A big bank in Belgium failed, and now one in Iceland, too.

Thomas Basbøll said...

Yes, in Allen Verbatim he remains "on message" on Pound's view of usury and the banking system. But you're right, it's a summary of Pound's view (I thought that was explicit). Ginsberg shares the view.

I don't agree with you about the influence of Pound's monetary views on the Canto's. Economics is not a very "profound" science. I think Pound's accomplishment is to plumb the depths of economics. To move people, as he said, with such a "cold thing".

My point in these posts is that he is now in a position to say I told you so.

Pound's view, essentially a conspiracy theory, is not overly complicated but not "simplictic". It's (justified) paranoia seeks "the low down" as Cowley observed. Economic theory is overly complicated and difficult to understand because the finincial sector's practices are willfully obscure.

While it's impossible to deny that Pound himself was an anti-semite, his monetary theory is not. Nor is his view on usury. There is nothing anti-semitic about "With Usura". And it's a great poem (in both versions).

Kirby Olson said...

Oh no, of course it's anti-Semitic. He's writing in Italy which for centuries had outlawed usury among Catholics as a sin.

Only the Jews could lend, and hence they ran the banking industry.

It's meant as anti-Semitic.

Plus, he clearly hated the JEws, unless they happened to be his actual pals, which they were in some cases (Zukofsky).

Kirby Olson said...

The bailout failed, because Pelosi made a speech that made it look like the whole fault belonged to the Republicans, so about 13 votes on the Democratic side didn't come through, and now the Dow fell another 750 points (it feel about 650 after 9/11).

At any rate, on the other point, of Pound and Ginsberg, its odd that they could be on two opposite ends of the political spectrum and agree on banking.

Kirby Olson said...

Pound's position comes out of medieval Catholicism in which usury was banned by the church.

Or did it?

Williams has similar ideas of social credit.

I think the only one in that group that never thought about things like this was Marianne Moore. I don't think she ever talks about money, at least not int he abstract sense.

But I could be wrong.

Thomas Basbøll said...

Williams, yes. But he was not an anti-semite, was he? So social credit, at the very least, can be separated from anti-semitism.

To call Canto XVL anti-semtic, is roughly as silly as calling all criticism of the Bailout anti-semitic. This even though one need not doubt that, even today, anti-semites connect banking malfeasance with Jews. Pound may even have thought he sticking it to the Jews when he wrote XLV, but that can't be all that was on his mind.

You can't get the soul right if you insist on disagreeing with the Catholics about everything. (I.e., you can neither reach a correct understanding of the soul nor perfect your own.)

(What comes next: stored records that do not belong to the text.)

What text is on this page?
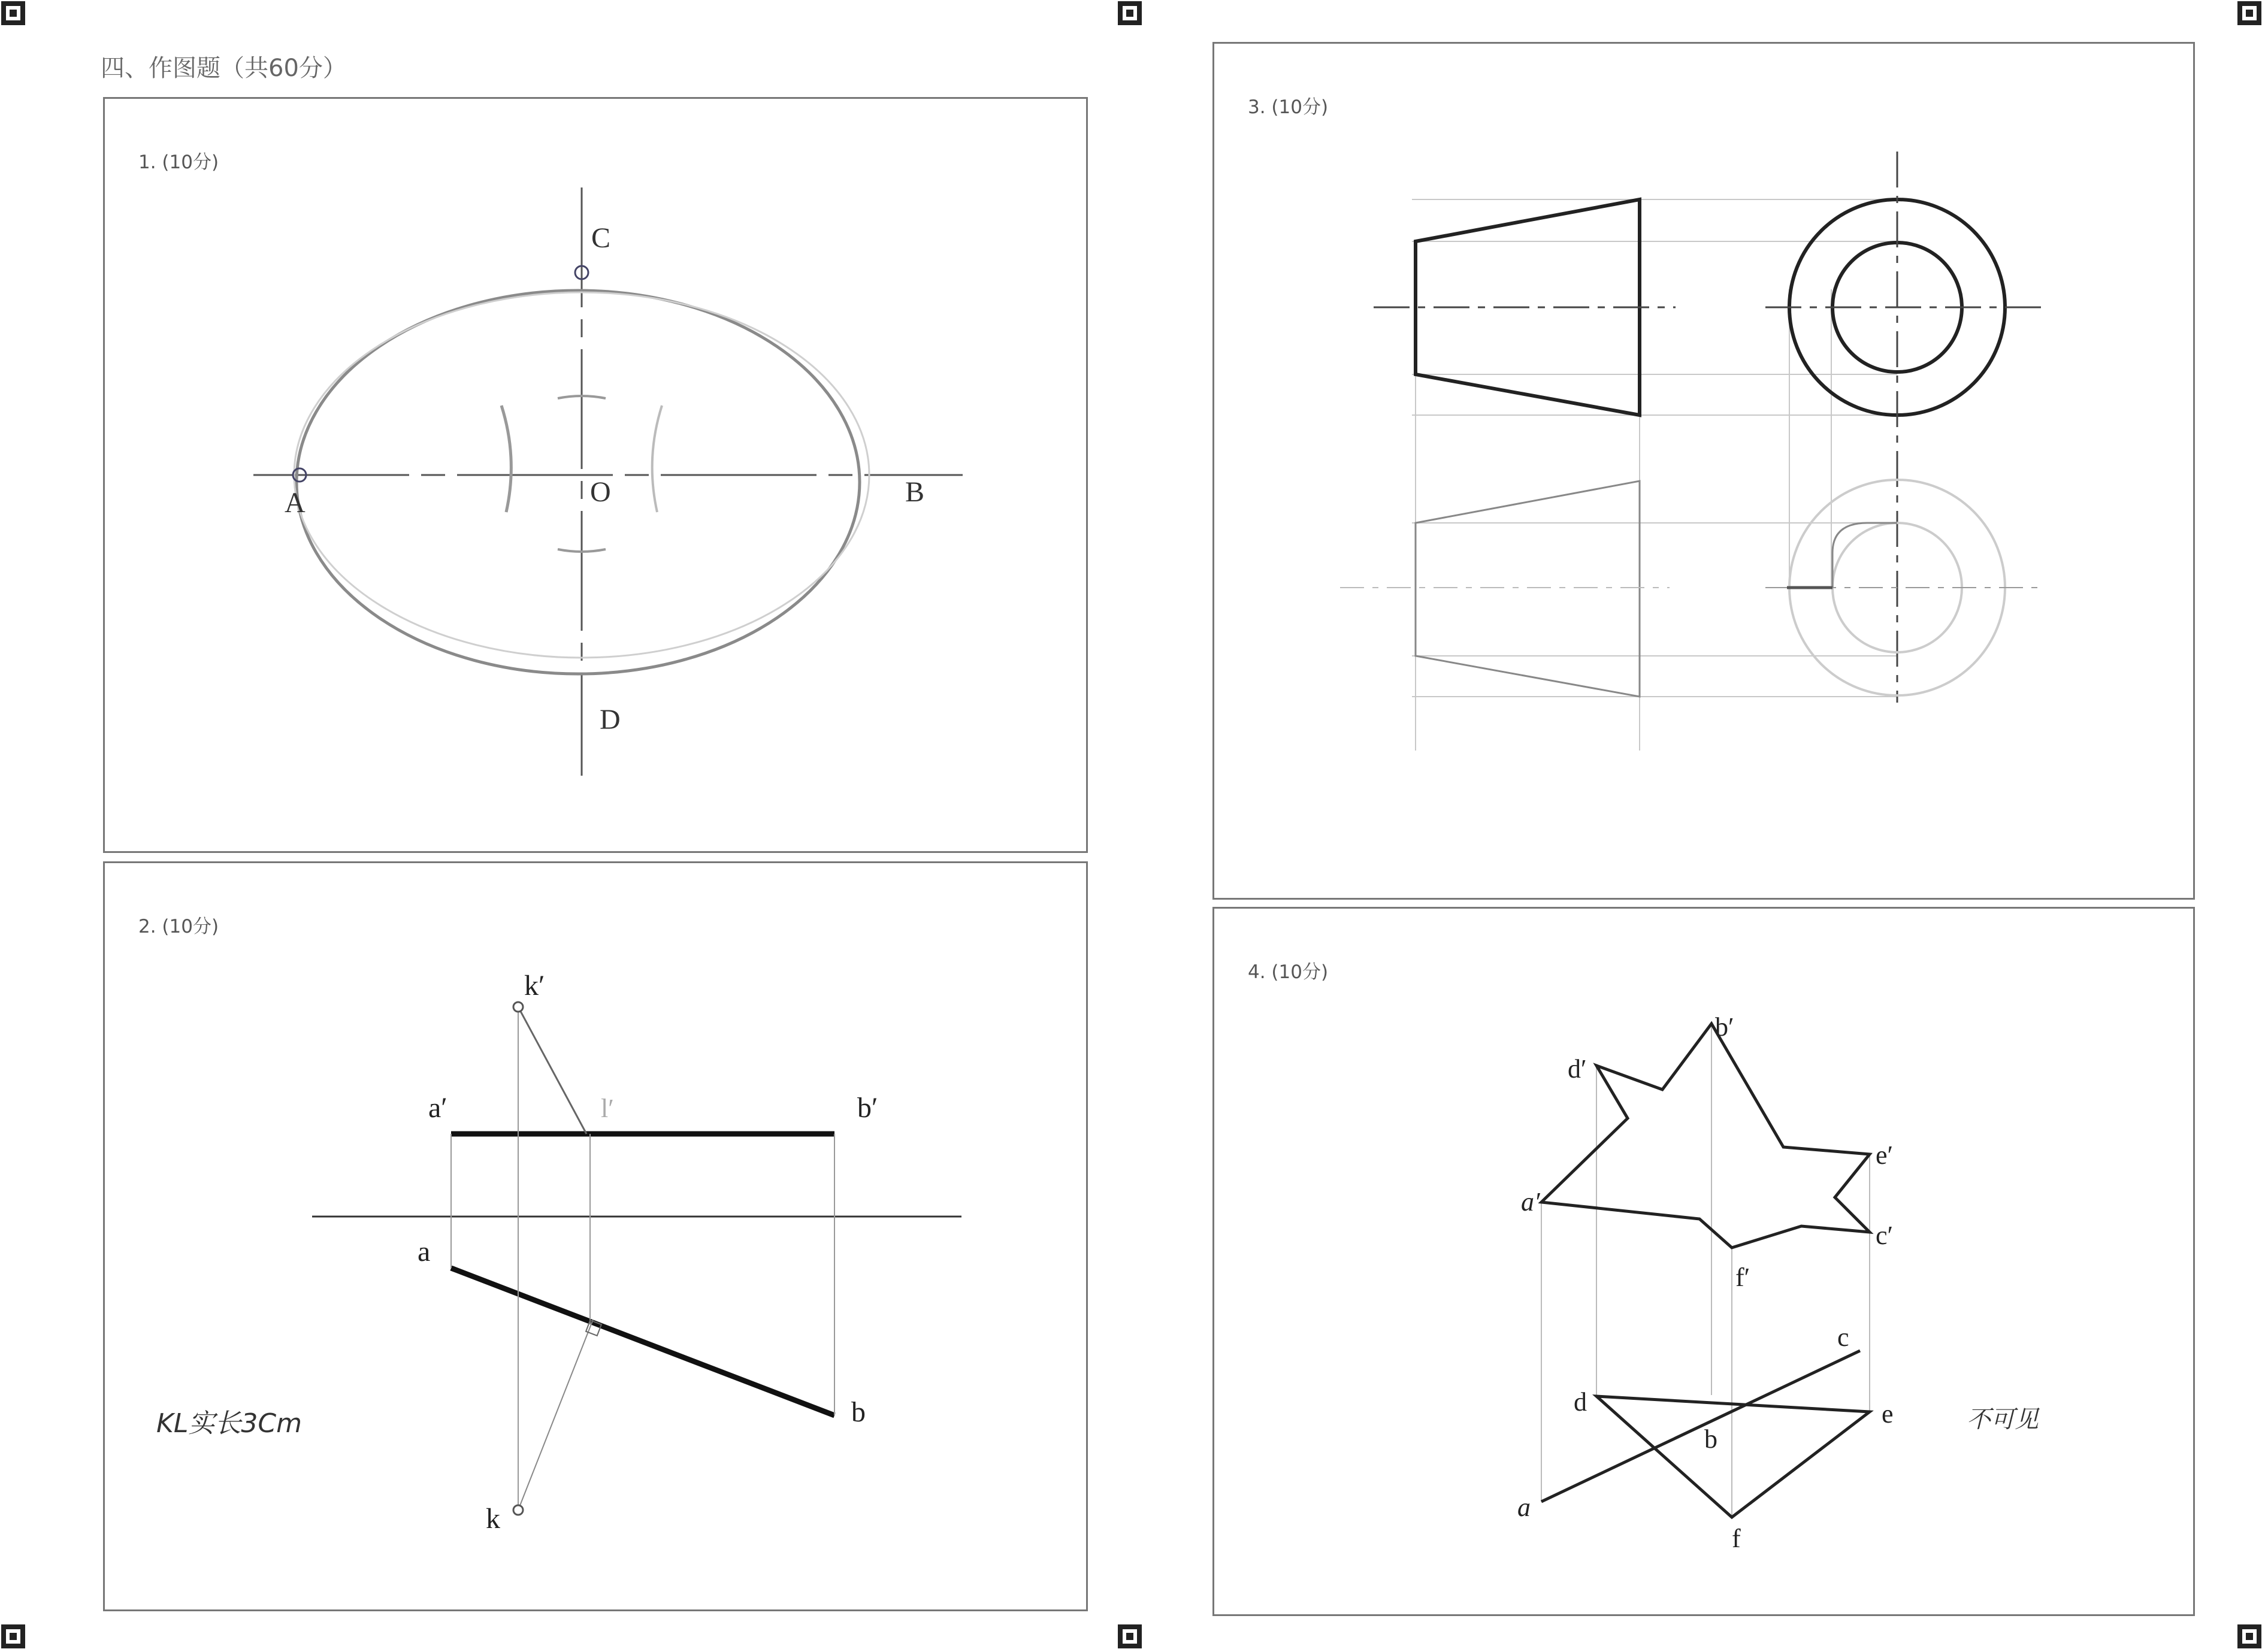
四、作图题（共60分）
1. (10分)
A	B
C
D
O
2. (10分)
k′
a′	b′
a
b
k
l′
KL实长3Cm
3. (10分)
4. (10分)
b′
d′
e′
a′
c′
f′
c
d	e
b
a
f
不可见
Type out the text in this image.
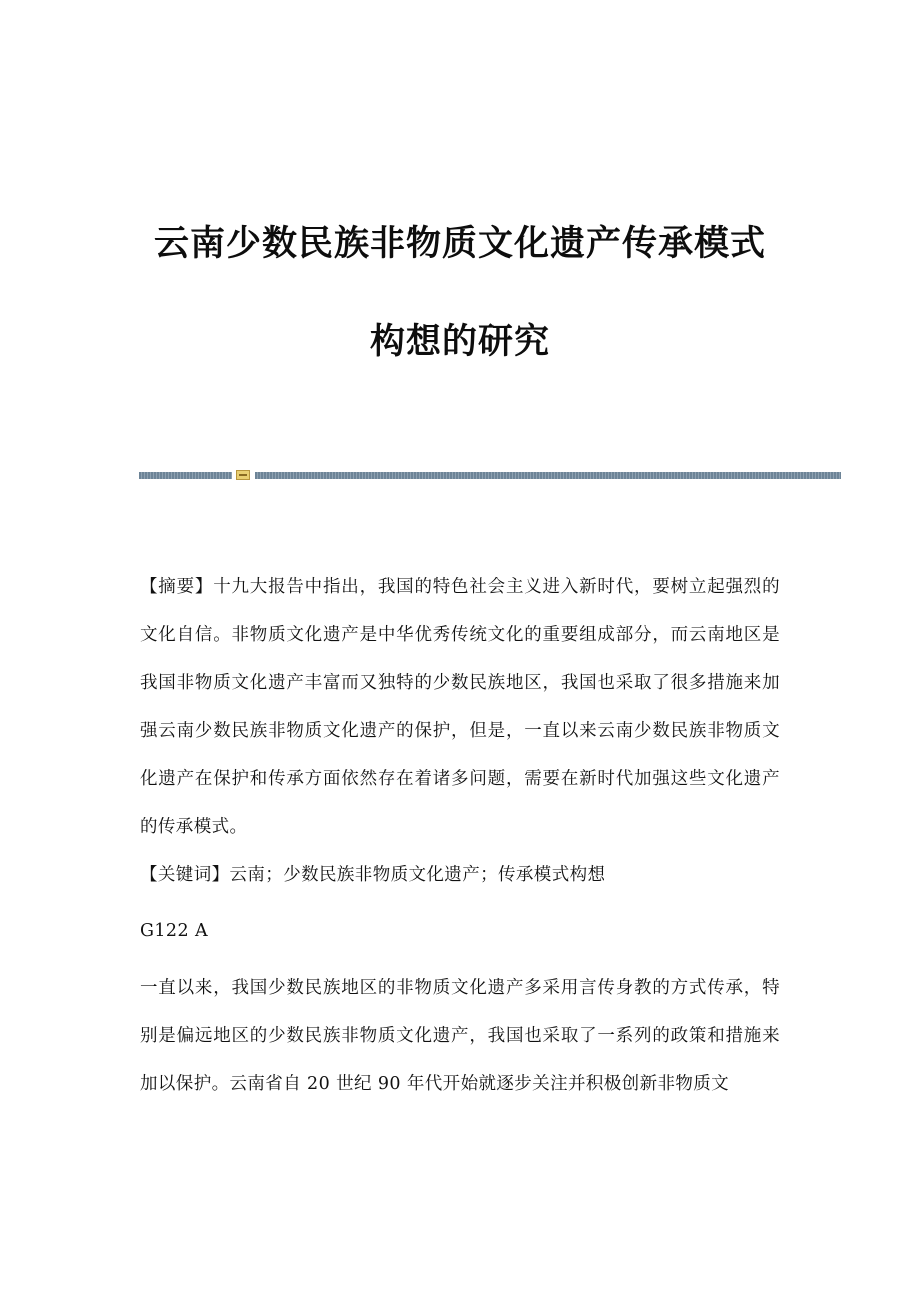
云南少数民族非物质文化遗产传承模式
构想的研究

【摘要】十九大报告中指出，我国的特色社会主义进入新时代，要树立起强烈的文化自信。非物质文化遗产是中华优秀传统文化的重要组成部分，而云南地区是我国非物质文化遗产丰富而又独特的少数民族地区，我国也采取了很多措施来加强云南少数民族非物质文化遗产的保护，但是，一直以来云南少数民族非物质文化遗产在保护和传承方面依然存在着诸多问题，需要在新时代加强这些文化遗产的传承模式。

【关键词】云南；少数民族非物质文化遗产；传承模式构想

G122 A

一直以来，我国少数民族地区的非物质文化遗产多采用言传身教的方式传承，特别是偏远地区的少数民族非物质文化遗产，我国也采取了一系列的政策和措施来加以保护。云南省自 20 世纪 90 年代开始就逐步关注并积极创新非物质文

The "oddness" you feel about E.P. and A.G. agreeing tells us something both about how important this banking issue is AND how inadequate the notion of a "political spectrum" (right-left) is for understanding politics.

Thomas Basbøll said...

Banking transcends political divisions (whether by party or by "spectrum"). I think the vote shows that pretty clearly.

A lot of economists were against the bailout. Ron Paul rocked on this: the bailout plan is immoral, unconstitutional, and bad economic policy.

And, "on the other side of the spectrum", Michael Moore called it a coup attempt (he's not the only one. Gerald Celente has said the same thing.)

I think there is some truth to the idea that what Paulson was proposing was theft. If they're going to print and spend $700B, they could put them directly into the economy in ways that will prevent the mortage holders from defaulting, not just prevent the bankers from taking a loss on those defaults. Some people are saying that those $700B will very likely be needed in the months to come, which is why they should not be handed over to Wall Street.

Also, home values need to fall, not be propped up. (Lesson from the depression.)

Thomas Basbøll said...

I lean strongly to something like Galbraith's plan. I don't know enough to make such a plan of course. I may write a post about it soon. Also, I've been enjoying Karl Denninger's take on all this immensely.